Good session this morning.  Small scale surf, but clean conditions, two other guys out.  Got a clean little peeler right off the bat and set up a good count for the day (10+).  More or less a perfect session.

sometimes all it takes-for me anyway- is one wave, especially on crowded days, or days when conditions aren't too good. if i can get one 300 yard burner in either case, i am satisfied knowing it can't get any better than that on that particular day...

Couldn’t sleep last night,  through anticipation of surfing today. Just woke up late…Now! my wave count will be right down cause I got shit to do taday, and i’ll be tired…Damn surfing, it sux!

"One, if it's good enough."

Hi Doc -

I'm with ya on that.  Plenty of times I've sat outside and waited for a good one.  On more than one occasion that was it for me and I was happy.

My son even took to calling me "The one wave wonder."   I could only counter that my one wave was better than all of his combined.

 

 

as many as i can get without having to drop in on people on purpose.  sometimes happens by accident. 5 waves is my warmup...i don't count after that.

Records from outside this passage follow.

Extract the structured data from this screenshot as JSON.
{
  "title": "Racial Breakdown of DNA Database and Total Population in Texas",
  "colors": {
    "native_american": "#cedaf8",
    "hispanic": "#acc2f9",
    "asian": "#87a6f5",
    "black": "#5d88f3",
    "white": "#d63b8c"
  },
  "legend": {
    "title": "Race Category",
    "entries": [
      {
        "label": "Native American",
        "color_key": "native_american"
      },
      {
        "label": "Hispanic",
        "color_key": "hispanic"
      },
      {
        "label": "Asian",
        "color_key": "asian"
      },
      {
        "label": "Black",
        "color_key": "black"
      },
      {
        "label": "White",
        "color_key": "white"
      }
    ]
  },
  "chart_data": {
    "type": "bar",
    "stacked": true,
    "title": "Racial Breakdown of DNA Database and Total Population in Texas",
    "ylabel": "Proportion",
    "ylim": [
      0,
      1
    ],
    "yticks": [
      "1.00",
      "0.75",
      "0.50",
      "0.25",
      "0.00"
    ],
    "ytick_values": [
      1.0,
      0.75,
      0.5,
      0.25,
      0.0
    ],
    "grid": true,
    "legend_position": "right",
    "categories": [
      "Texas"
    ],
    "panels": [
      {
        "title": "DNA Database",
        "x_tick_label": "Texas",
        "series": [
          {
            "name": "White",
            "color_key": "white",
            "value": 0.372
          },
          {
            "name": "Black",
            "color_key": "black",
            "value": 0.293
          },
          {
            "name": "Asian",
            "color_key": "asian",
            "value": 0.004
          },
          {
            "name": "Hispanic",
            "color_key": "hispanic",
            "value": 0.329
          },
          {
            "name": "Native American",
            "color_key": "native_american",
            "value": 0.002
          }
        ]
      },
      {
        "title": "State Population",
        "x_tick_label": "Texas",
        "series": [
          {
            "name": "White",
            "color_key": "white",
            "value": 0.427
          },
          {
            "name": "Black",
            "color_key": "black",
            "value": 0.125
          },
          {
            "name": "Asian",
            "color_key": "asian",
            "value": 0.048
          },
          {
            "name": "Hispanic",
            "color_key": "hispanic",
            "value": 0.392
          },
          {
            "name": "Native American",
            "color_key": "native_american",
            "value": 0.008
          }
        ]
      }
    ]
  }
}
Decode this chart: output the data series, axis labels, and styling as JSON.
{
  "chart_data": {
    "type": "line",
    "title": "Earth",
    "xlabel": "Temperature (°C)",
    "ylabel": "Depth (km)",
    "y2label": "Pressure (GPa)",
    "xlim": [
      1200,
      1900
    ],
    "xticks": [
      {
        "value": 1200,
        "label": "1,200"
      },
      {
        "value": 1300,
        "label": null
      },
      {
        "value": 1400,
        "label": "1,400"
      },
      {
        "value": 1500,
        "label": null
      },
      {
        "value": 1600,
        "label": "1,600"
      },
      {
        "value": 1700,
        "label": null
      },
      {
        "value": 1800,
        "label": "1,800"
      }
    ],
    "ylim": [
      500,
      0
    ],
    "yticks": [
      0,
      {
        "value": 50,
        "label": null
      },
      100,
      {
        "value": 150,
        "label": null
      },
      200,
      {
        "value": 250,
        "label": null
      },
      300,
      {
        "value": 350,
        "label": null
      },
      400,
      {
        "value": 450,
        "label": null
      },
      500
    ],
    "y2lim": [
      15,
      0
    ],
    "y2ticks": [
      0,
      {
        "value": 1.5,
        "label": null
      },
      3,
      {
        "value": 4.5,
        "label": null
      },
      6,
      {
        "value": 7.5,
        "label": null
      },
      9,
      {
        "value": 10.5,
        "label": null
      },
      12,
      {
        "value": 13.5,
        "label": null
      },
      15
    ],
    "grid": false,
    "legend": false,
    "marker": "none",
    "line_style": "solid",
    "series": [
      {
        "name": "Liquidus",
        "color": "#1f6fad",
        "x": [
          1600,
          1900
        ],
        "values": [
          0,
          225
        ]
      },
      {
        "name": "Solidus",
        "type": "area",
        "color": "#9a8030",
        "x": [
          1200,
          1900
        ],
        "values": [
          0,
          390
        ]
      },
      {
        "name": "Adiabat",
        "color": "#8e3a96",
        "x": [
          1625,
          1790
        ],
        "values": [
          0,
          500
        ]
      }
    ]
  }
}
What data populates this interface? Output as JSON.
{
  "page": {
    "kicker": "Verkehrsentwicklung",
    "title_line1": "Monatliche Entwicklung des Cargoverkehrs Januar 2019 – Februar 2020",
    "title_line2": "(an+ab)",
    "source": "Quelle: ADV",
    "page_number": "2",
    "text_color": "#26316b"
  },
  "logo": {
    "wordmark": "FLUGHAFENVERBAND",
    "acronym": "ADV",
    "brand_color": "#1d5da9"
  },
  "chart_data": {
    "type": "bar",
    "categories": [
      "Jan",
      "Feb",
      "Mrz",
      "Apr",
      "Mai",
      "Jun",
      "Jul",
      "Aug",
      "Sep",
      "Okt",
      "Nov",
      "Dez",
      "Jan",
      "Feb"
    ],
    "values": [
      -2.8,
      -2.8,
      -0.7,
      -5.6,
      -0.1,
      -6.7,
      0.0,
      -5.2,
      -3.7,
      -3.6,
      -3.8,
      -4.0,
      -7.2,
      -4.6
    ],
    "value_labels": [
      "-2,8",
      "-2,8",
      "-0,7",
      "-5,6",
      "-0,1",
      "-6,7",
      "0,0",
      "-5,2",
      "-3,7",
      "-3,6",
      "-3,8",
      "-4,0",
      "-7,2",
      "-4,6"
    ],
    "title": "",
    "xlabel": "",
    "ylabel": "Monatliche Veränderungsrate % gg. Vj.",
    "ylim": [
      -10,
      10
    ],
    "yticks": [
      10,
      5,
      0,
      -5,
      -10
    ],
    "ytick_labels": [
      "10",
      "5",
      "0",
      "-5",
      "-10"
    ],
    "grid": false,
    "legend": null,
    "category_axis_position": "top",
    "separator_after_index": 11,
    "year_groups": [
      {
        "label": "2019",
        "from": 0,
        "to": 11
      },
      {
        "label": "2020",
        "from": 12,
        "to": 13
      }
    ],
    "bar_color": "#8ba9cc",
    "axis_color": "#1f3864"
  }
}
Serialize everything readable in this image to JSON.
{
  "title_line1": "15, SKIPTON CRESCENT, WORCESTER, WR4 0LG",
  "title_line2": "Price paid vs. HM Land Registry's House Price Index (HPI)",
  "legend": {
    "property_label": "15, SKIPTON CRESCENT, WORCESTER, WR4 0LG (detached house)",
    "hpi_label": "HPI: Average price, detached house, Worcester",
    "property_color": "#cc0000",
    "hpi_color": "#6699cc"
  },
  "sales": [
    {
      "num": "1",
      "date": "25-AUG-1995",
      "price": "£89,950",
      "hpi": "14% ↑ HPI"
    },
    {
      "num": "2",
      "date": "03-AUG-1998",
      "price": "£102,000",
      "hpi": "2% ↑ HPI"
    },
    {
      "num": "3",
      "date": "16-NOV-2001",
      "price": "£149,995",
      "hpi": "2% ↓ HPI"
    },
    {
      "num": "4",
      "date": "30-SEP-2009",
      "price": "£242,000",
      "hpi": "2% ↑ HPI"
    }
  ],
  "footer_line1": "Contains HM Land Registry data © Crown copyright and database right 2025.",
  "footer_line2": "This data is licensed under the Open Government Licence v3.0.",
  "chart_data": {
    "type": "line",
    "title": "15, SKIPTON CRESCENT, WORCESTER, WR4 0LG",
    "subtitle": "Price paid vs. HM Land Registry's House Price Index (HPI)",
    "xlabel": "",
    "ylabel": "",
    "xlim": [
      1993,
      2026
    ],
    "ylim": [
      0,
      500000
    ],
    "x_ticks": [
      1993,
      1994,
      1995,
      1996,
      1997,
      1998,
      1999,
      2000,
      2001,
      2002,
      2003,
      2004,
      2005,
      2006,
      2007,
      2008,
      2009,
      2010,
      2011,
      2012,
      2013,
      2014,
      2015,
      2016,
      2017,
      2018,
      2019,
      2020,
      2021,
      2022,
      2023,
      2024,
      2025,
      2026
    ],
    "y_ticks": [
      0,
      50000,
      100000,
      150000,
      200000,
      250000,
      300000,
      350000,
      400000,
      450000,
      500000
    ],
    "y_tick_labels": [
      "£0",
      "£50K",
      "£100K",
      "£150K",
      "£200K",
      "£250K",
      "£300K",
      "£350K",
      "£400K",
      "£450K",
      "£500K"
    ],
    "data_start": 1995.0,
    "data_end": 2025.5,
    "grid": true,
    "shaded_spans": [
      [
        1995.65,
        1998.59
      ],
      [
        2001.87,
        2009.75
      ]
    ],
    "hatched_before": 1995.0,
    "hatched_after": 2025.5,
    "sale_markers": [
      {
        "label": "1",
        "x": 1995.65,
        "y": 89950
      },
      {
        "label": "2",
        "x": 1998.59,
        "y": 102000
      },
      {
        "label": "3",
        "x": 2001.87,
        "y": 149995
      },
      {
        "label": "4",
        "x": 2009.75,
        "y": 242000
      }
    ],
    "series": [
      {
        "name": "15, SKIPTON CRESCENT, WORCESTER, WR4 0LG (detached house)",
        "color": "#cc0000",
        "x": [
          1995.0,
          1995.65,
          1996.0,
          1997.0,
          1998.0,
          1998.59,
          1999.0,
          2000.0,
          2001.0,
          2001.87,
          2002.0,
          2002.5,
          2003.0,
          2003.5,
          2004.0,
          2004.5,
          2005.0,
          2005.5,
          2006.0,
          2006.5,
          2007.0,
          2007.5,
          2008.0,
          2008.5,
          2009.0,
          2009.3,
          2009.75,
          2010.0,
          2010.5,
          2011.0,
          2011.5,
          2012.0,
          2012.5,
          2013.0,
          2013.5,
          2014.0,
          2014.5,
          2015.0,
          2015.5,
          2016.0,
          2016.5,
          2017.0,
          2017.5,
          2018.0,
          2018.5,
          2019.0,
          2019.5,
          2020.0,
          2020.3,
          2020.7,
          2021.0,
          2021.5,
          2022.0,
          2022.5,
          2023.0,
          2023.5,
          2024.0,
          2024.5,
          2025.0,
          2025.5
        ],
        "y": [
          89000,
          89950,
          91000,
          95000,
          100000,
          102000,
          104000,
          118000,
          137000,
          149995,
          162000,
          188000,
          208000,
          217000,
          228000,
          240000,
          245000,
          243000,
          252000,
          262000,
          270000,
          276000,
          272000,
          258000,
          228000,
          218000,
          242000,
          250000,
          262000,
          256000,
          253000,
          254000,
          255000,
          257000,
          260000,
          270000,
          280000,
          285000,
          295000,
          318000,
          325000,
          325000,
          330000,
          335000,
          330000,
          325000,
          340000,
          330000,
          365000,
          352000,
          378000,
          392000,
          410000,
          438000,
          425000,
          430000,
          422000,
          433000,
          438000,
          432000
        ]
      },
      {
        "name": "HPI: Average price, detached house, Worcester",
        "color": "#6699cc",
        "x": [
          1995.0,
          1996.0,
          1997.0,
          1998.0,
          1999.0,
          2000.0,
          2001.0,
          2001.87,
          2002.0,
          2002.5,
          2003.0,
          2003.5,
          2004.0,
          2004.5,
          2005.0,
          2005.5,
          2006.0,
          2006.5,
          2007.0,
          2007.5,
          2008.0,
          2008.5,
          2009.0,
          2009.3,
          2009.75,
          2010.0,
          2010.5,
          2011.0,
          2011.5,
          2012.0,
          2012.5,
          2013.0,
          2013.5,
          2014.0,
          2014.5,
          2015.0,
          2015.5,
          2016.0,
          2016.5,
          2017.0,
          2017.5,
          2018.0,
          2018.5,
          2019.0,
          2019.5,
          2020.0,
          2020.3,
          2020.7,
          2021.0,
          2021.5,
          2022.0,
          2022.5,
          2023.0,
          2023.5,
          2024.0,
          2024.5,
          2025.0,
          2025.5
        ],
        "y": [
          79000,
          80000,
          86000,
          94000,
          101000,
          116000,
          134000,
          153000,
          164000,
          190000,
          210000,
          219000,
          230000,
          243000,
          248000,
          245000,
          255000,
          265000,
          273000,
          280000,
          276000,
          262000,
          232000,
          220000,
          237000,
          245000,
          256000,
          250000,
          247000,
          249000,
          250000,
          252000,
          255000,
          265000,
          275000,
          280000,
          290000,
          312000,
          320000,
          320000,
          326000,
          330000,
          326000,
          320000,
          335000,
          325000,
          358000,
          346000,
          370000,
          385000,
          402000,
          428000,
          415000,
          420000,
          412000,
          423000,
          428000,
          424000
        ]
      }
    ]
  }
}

monkstart has it right about the east coast.  there's not the quality or length, usually, of a southern california point break, but i can get a ton of waves on the beachbreaks. i also have a friend who sits outside and only takes the largest wave of the largest sets.  i like surfing with him.  he gets his wave, i get all the leftovers.

here on the spacecoast, we have 3 jetty breaks, 72 miles of beach, 95% of which is open to the general public either free or for a small parking meter or park entry fee, and, many of those sandy looking beaches actually have worm rock reefs which help hold sand in.  there's also an pier break with a city ordinance that gives surfing the priority over bathers and fishermen.

 this last winter was the coldest water ever, for the longest period, ever that i can remember, since 1963, when i started surfing.  still didn't need booties.

and doc is right.  why go out on a crap day?  go make some money. so when its good, u can afford to go out all day.

we just finished up a period of i think 2 weeks with offshores in the AM and waves ranging from ankle snappers to well overhead the last several days.  yesterday, i rode my local rockbottom beach with an incoming hightide chest to head high on the log.  max # out was maybe 12.  today it looks like the wind is on it from the wrong direction.  so i think i'll put the fin system in the new board.

this surfing is a hard life, but somebody's gotta do it.